Six sections of Chap. 11 illustrate permutation statistical methods for the analysis of contingency tables. The first section considers permutation statistical methods applied to conventional goodness-of-fit tests; for example, Pearson’s chi-squared goodness-of-fit test. Two examples illustrate permutation goodness-of-fit tests and a new maximum-corrected measure of effect size is developed for chi-squared goodness-of-fit tests.

The second section considers permutation statistical methods for analyzing contingency tables in which two nominal-level variables have been cross-classified. Cramér’s V  test statistic illustrates a conventional symmetrical measure of nominal association and Goodman and Kruskal’s t _a and t _b illustrate conventional asymmetrical measures of nominal association.

The third section utilizes permutation statistical methods for analyzing contingency tables in which two ordinal-level variables have been cross-classified. Goodman and Kruskal’s G test statistic illustrates a conventional symmetrical measure of ordinal association and Somers’ d _yx and d _xy test statistics illustrate conventional asymmetrical measures of ordinal association.

The fourth section utilizes permutation statistical methods for analyzing contingency tables in which one nominal-level variable and one ordinal-level variable have been cross-classified. Freeman’s θ test statistic illustrates a conventional measure of nominal-ordinal association.

The fifth section utilizes permutation statistical methods for analyzing contingency tables in which one nominal-level variable and one interval-level variable have been cross-classified. Pearson’s point-biserial correlation coefficient illustrates a conventional measure of nominal-interval association.

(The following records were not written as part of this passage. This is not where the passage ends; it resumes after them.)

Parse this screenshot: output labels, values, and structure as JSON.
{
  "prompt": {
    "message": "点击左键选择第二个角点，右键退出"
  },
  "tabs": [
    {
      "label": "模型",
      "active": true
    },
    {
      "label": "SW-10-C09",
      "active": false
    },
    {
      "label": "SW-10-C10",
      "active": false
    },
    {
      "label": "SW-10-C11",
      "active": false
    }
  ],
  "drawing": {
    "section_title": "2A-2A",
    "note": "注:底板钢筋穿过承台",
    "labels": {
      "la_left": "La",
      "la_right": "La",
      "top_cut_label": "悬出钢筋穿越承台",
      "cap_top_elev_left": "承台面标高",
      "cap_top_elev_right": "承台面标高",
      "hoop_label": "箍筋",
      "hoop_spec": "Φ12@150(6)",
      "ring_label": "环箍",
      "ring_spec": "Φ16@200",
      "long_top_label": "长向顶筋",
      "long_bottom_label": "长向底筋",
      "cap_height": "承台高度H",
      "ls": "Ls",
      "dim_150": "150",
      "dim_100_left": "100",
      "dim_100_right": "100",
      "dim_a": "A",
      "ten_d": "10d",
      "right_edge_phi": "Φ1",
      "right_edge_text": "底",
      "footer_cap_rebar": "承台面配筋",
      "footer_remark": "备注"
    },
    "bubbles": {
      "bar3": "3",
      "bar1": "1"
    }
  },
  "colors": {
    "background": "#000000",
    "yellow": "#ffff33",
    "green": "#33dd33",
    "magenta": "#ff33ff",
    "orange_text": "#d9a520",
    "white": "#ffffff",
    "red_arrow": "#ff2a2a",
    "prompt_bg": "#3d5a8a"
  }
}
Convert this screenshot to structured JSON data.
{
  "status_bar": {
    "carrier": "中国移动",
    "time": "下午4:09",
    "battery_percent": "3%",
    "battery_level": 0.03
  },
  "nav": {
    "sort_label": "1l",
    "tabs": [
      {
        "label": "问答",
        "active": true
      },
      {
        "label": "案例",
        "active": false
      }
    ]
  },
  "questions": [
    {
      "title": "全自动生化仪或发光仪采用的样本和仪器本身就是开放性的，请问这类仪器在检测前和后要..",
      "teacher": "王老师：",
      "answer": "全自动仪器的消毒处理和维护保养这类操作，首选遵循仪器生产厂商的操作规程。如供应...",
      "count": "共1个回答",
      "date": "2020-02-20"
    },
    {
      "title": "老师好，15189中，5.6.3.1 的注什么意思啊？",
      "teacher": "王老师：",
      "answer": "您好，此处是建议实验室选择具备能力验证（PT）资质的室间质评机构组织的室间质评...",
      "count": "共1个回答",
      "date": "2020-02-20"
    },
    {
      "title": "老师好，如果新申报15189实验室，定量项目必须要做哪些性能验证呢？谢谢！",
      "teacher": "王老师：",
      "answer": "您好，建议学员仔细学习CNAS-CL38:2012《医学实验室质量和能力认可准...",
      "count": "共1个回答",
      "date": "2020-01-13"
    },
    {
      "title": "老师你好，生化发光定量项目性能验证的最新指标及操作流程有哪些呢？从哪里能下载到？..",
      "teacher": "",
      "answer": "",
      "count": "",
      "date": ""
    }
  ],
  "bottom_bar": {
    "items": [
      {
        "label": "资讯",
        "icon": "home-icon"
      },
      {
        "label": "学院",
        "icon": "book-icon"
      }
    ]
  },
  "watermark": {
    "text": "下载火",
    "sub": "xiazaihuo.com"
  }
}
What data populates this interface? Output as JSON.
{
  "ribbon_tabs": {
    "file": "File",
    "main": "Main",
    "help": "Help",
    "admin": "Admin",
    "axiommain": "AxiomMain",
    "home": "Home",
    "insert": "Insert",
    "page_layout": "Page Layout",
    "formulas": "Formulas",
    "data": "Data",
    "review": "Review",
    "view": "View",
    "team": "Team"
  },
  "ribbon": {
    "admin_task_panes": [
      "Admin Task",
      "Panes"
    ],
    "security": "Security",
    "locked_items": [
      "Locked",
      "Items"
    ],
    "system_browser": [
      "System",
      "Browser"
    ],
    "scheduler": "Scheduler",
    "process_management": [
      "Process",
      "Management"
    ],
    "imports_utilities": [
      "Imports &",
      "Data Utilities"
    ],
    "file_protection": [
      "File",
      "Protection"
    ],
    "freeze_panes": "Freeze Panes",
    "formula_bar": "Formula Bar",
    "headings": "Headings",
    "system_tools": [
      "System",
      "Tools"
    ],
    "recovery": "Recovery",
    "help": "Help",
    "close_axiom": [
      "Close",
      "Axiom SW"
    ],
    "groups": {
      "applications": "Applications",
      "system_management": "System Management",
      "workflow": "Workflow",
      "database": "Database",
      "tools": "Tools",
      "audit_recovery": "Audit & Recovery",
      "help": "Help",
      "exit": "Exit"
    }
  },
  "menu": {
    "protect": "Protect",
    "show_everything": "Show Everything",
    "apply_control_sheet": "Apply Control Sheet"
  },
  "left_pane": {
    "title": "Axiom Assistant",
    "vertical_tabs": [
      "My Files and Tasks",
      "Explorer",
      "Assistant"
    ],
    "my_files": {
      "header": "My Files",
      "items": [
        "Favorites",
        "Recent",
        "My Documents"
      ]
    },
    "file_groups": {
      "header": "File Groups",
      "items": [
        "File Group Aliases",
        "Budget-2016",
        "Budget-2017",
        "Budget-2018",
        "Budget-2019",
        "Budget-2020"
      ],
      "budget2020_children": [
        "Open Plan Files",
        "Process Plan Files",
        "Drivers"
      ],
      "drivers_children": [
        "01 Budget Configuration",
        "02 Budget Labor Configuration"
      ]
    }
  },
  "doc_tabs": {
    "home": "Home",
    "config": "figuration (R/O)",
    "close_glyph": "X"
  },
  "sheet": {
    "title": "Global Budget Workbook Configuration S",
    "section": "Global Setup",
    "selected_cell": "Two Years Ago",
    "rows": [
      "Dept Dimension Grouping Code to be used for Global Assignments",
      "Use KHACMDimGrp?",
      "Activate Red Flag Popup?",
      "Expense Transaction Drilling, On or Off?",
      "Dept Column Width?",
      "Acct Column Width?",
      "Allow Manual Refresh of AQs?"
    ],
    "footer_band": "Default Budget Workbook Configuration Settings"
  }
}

The sixth section utilizes permutation statistical methods for analyzing contingency tables in which one ordinal-level variable and one interval-level variable have been cross-classified. Jaspen’s \(r_{Y\bar {Z}}\) correlation coefficient illustrates a conventional measure of ordinal-interval association.

1.12 Summary

This chapter provided an introduction to permutation statistical methods and an overview and brief summaries of the next 10 chapters. Most of the substantive chapters utilize six examples or sections to illustrate the application of permutation statistical methods to one-sample tests, tests for two independent samples, matched-pairs tests, completely-randomized designs, randomized-blocks designs, linear correlation and regression, and a variety of types of contingency tables.

Chapter 2 provides a brief history and subsequent development of permutation statistical methods. Permutation statistical methods were introduced by R.A. Fisher in 1925, further developed by R.C. Geary in 1927, T. Eden and F. Yates in 1933, and H. Hotelling and M.R. Pabst in 1936, but it was E.J.G. Pitman who made permutation statistical methods explicit with three seminal articles published in 1937 and 1938. However, it took another 50 years before high-speed computing was developed and permutation statistical methods became practical.